For the Twins, Byron Buxton already is that. He hasn’t flashed his peak, but he’s also nowhere near his floor. Performing at the level he is now, serious consideration for some personal accolades could be given, and he’s doing it within the structure of a team capable of making a run. For Falvey and Levine, the two linchpins of the equation are now forcing them to re-evaluate.

There’s no denying that the window is just beginning to open in Twins Territory. The division should remain down for some time, the farm system is among the best in baseball, and the big-league club has talent capable of high production for the next three to five years. Supplementing this team, and the ones that come after it is now a must, and it’s this front office that I’d pick to have in charge.

With the focus being put on Buxton and Sano, Falvey and Levine effectively said when we win, we’ll go to work. Knowing that this team has holes but is capable of more, there’s reason to believe additions prior to the July 31st deadline make a ton of sense.

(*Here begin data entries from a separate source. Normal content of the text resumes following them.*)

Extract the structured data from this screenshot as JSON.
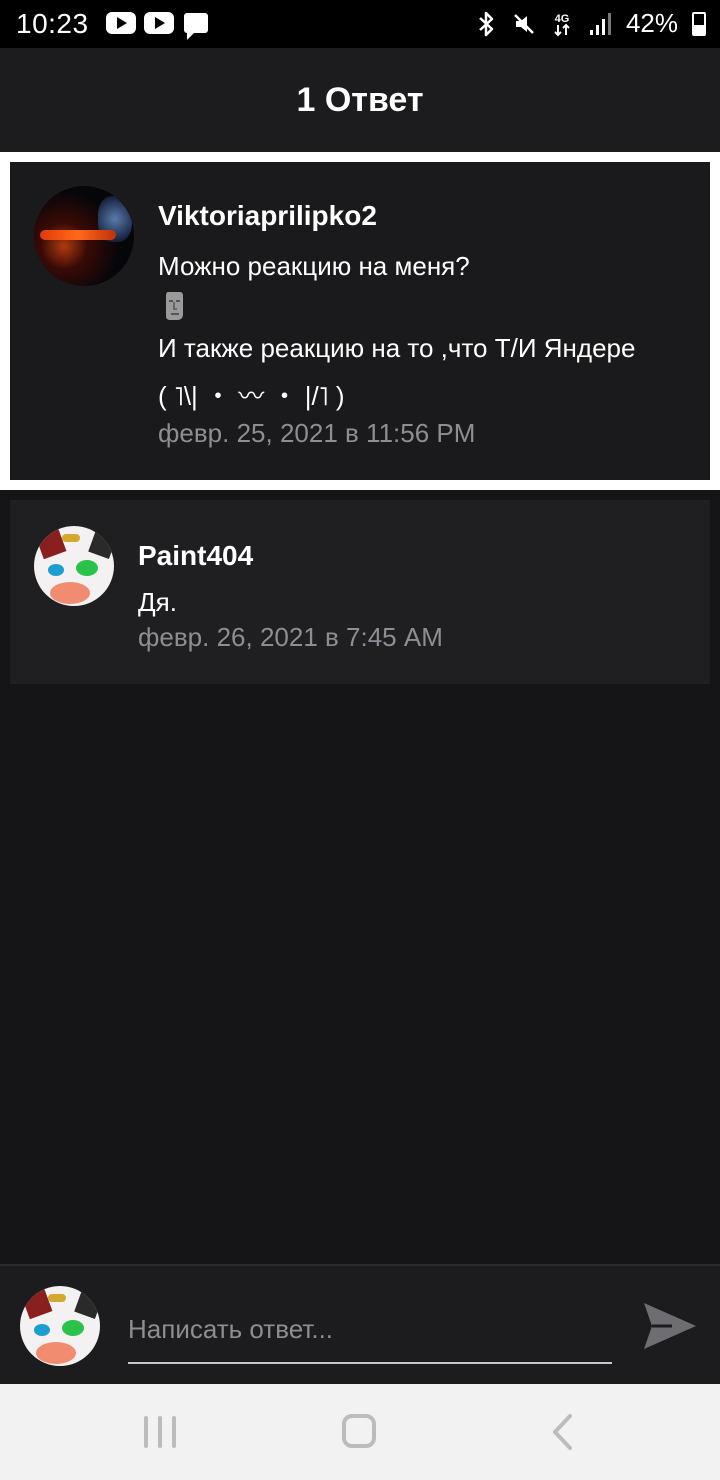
{
  "status_bar": {
    "time": "10:23",
    "battery": "42%",
    "network": "4G",
    "icons": [
      "youtube-icon",
      "youtube-icon",
      "message-icon",
      "bluetooth-icon",
      "mute-icon",
      "network-4g-icon",
      "signal-icon",
      "battery-icon"
    ]
  },
  "header": {
    "title": "1 Ответ"
  },
  "parent_comment": {
    "username": "Viktoriaprilipko2",
    "line1": "Можно реакцию на меня?",
    "emoji_icon": "moai-icon",
    "line2": "И также реакцию на то ,что Т/И Яндере",
    "line3": "( ˥\\| ・ 〰 ・ |/˥ )",
    "timestamp": "февр. 25, 2021 в 11:56 PM"
  },
  "reply": {
    "username": "Paint404",
    "text": "Дя.",
    "timestamp": "февр. 26, 2021 в 7:45 AM"
  },
  "compose": {
    "placeholder": "Написать ответ..."
  },
  "colors": {
    "background": "#151417",
    "header": "#1c1b1d",
    "timestamp": "#8e8d93",
    "parent_border": "#ffffff",
    "nav_bar": "#f2f2f2"
  }
}
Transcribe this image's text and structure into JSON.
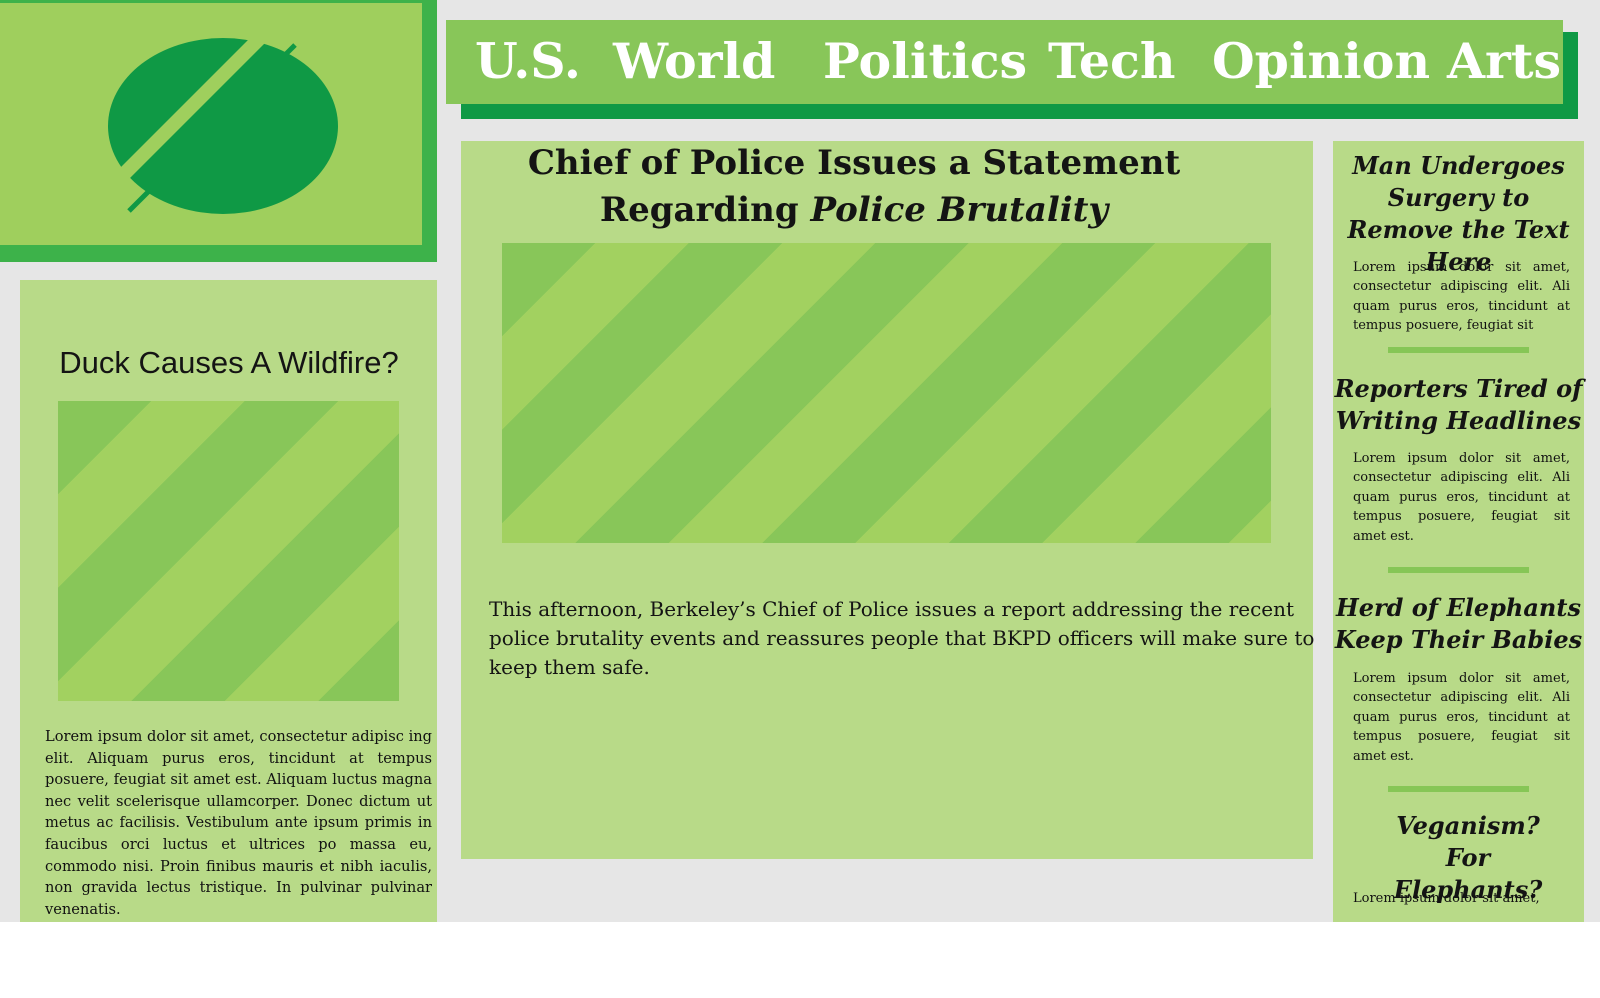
{
  "brand": {
    "logo_icon": "circle-slash-logo-icon",
    "colors": {
      "dark_green": "#0f9945",
      "bright_green": "#3db24a",
      "mid_green": "#88c659",
      "light_green": "#9fcf5d",
      "pale_green": "#b8da88",
      "background": "#e6e6e6"
    }
  },
  "nav": {
    "items": [
      "U.S.",
      "World",
      "Politics",
      "Tech",
      "Opinion",
      "Arts"
    ]
  },
  "left_story": {
    "title": "Duck Causes A Wildfire?",
    "image_icon": "image-placeholder-icon",
    "body": "Lorem ipsum dolor sit amet, consectetur adipisc ing elit. Aliquam purus eros, tincidunt at tempus posuere, feugiat sit amet est. Aliquam luctus magna nec velit scelerisque ullamcorper. Donec dictum ut metus ac facilisis. Vestibulum ante ipsum primis in faucibus orci luctus et ultrices po massa eu, commodo nisi. Proin finibus mauris et nibh iaculis, non gravida lectus tristique. In pulvinar pulvinar venenatis."
  },
  "main_story": {
    "title_plain": "Chief of Police Issues a Statement Regarding ",
    "title_italic": "Police Brutality",
    "image_icon": "image-placeholder-icon",
    "body": "This afternoon, Berkeley’s Chief of Police issues a report addressing the recent police brutality events and reassures people that BKPD officers will make sure to keep them safe."
  },
  "sidebar": {
    "items": [
      {
        "title": "Man Undergoes Surgery to Remove the Text Here",
        "body": "Lorem ipsum dolor sit amet, consectetur adipiscing elit. Ali quam purus eros, tincidunt at tempus posuere, feugiat sit"
      },
      {
        "title": "Reporters Tired of Writing Headlines",
        "body": "Lorem ipsum dolor sit amet, consectetur adipiscing elit. Ali quam purus eros, tincidunt at tempus posuere, feugiat sit amet est."
      },
      {
        "title": "Herd of Elephants Keep Their Babies",
        "body": "Lorem ipsum dolor sit amet, consectetur adipiscing elit. Ali quam purus eros, tincidunt at tempus posuere, feugiat sit amet est."
      },
      {
        "title": "Veganism? For Elephants?",
        "body": "Lorem ipsum dolor sit amet,"
      }
    ]
  }
}
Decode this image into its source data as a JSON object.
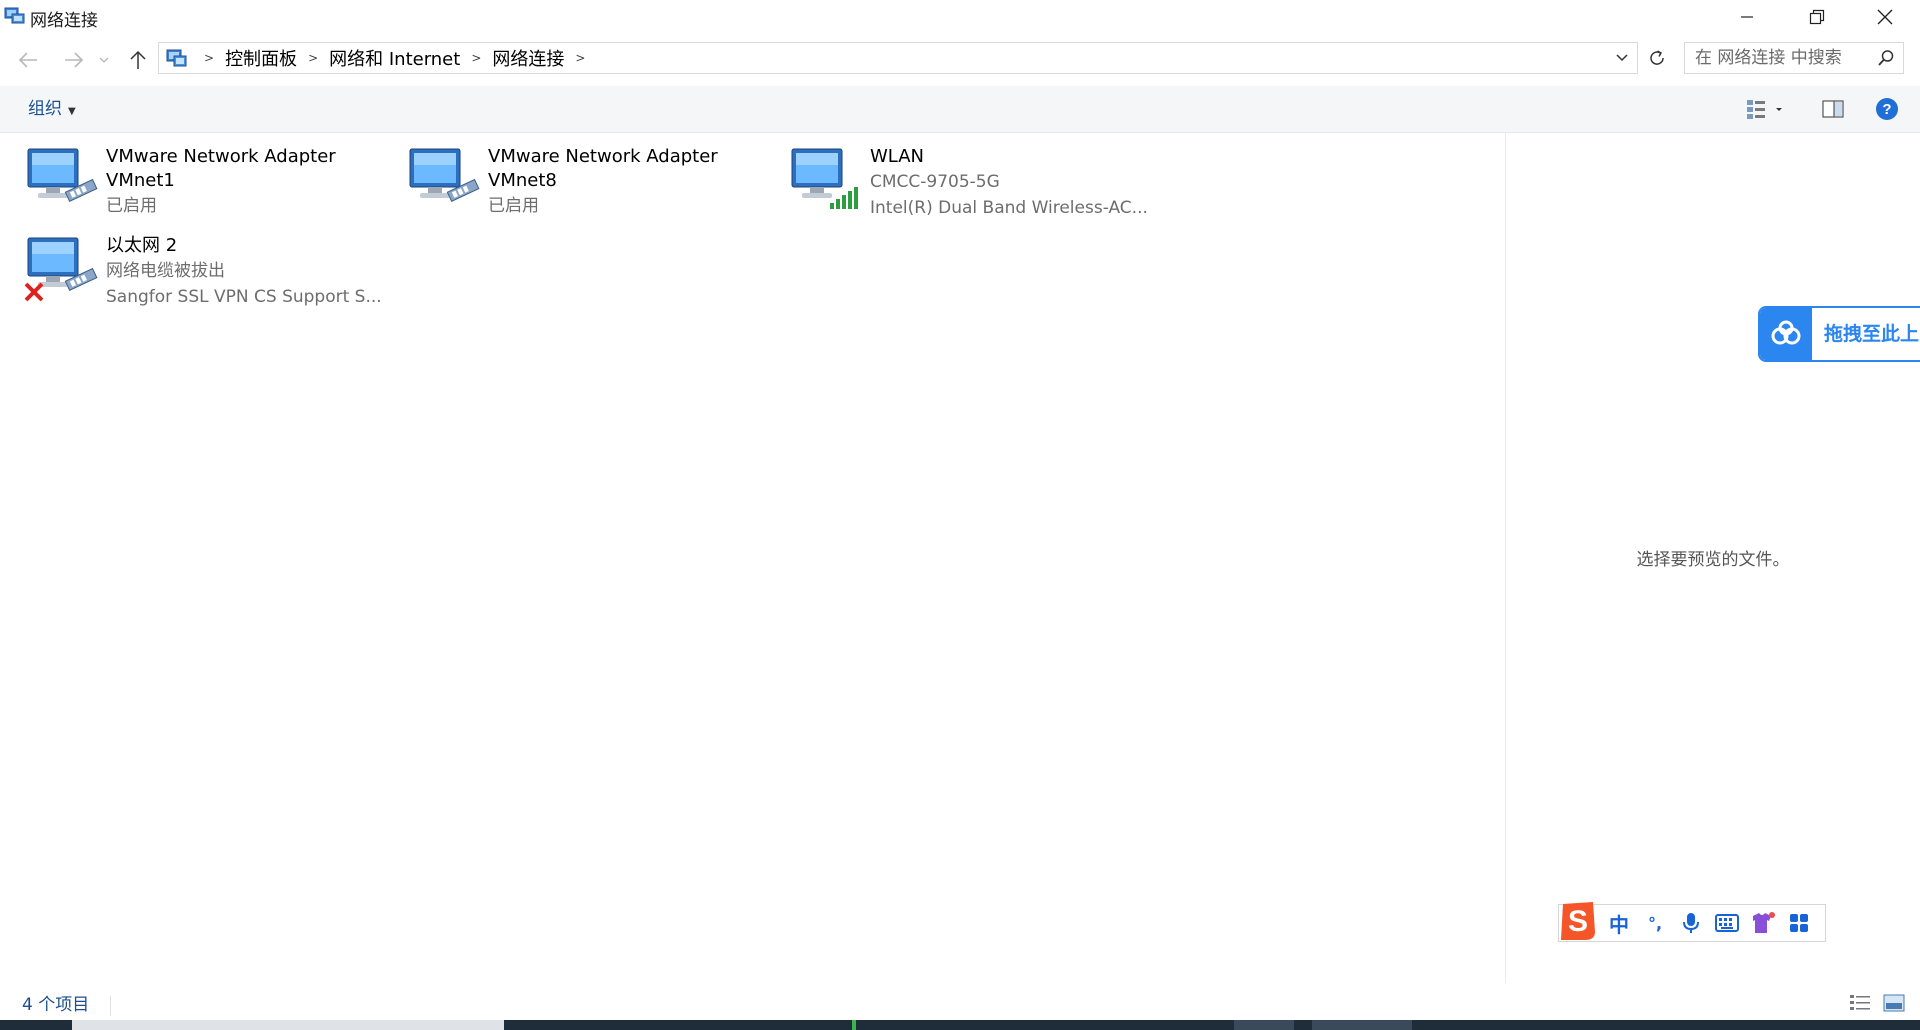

A bigger price tag may come with the earlier acquisition cost, but for a team looking to add in 2019 and beyond, reinforcements should be of the long-term view as well. Whether under team control into 2020 and beyond, or free agent deals with multiple years, commitment and buy in is where moves need to lean.

It’s not time to push Falvey and Levine on execution just yet, we haven’t even hit mid-May. If we’re through min-June before this club is adding additional talent though, they’ll have suggested a wait and see approach only to close their eyes. I don’t foresee that result taking place, and if trade returns like that of Brian Dozier or Jermaine Palacios are any indication, the duo at the top for Minnesota should be trusted with full authority.